FCC finally orders ISPs to say where they offer broadband - MBCook
https://arstechnica.com/tech-policy/2019/08/the-fccs-horrible-broadband-mapping-system-is-finally-getting-an-upgrade/#p3
======
ksaj
This is good news. I used to get DSL and one day, after they subtly forced me
to upgrade to a higher speed / more expensive service without telling me, I
discovered I was actually getting less than a fifth of the bandwidth I was
supposed to get with the original lesser service.

I complained, and they told me it was because my demarc was too far from my
house. So why did they "upgrade" my service if in fact, I was getting such
slow service to begin with? They obviously knew I couldn't get the bandwidth I
was paying for. And the super-slow bandwidth I was actually getting was
something they offered for half the price I was paying, so it's not like they
couldn't have just pushed me to the "lesser" service instead of the more
expensive one.

They literally "upgraded" me beyond capacity, even when the original service
was already beyond capacity. Really shady.

I quit using them, needless to say. But there was nothing I could do really to
challenge them about ripping me off so blatantly. And surely they do this with
their customers across the board. I live in a highly populated area of a mega
city, so this demarc excuse was a flimsy scapegoat if ever there was one.

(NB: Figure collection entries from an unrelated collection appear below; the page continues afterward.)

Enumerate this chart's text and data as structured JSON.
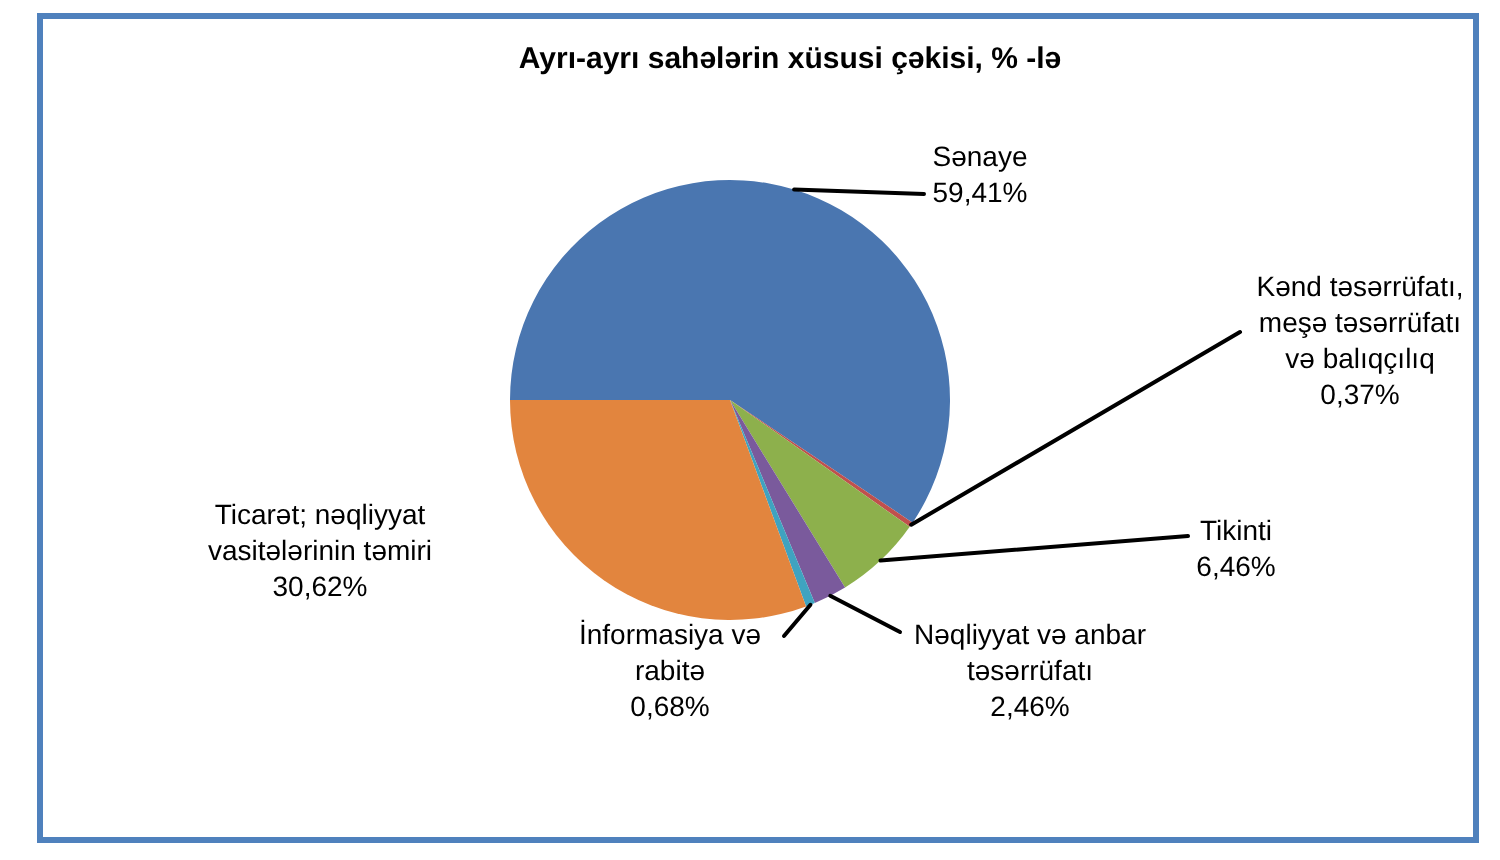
{
  "chart_data": {
    "type": "pie",
    "title": "Ayrı-ayrı sahələrin xüsusi çəkisi, % -lə",
    "categories": [
      "Sənaye",
      "Kənd təsərrüfatı, meşə təsərrüfatı və balıqçılıq",
      "Tikinti",
      "Nəqliyyat və anbar təsərrüfatı",
      "İnformasiya və rabitə",
      "Ticarət; nəqliyyat vasitələrinin təmiri"
    ],
    "values": [
      59.41,
      0.37,
      6.46,
      2.46,
      0.68,
      30.62
    ],
    "colors": [
      "#4a76b0",
      "#c0504d",
      "#8db04c",
      "#7a5a9c",
      "#3fa3c0",
      "#e2853e"
    ],
    "value_labels": [
      "59,41%",
      "0,37%",
      "6,46%",
      "2,46%",
      "0,68%",
      "30,62%"
    ]
  }
}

Never thought I'd cheer on the FCC. Time for the entire industry to catch up
now.

------
smush
Finally, some good news coming from the FCC. I especially like the lines about
(in so many words) 'you must be ready to plug in and turn on service for you
to actually be able to claim broadband is available in that spot' even if I do
cringe that the previous reporting was so, so bad that the above is looked at
as if moving from 240p to 1080p in one go.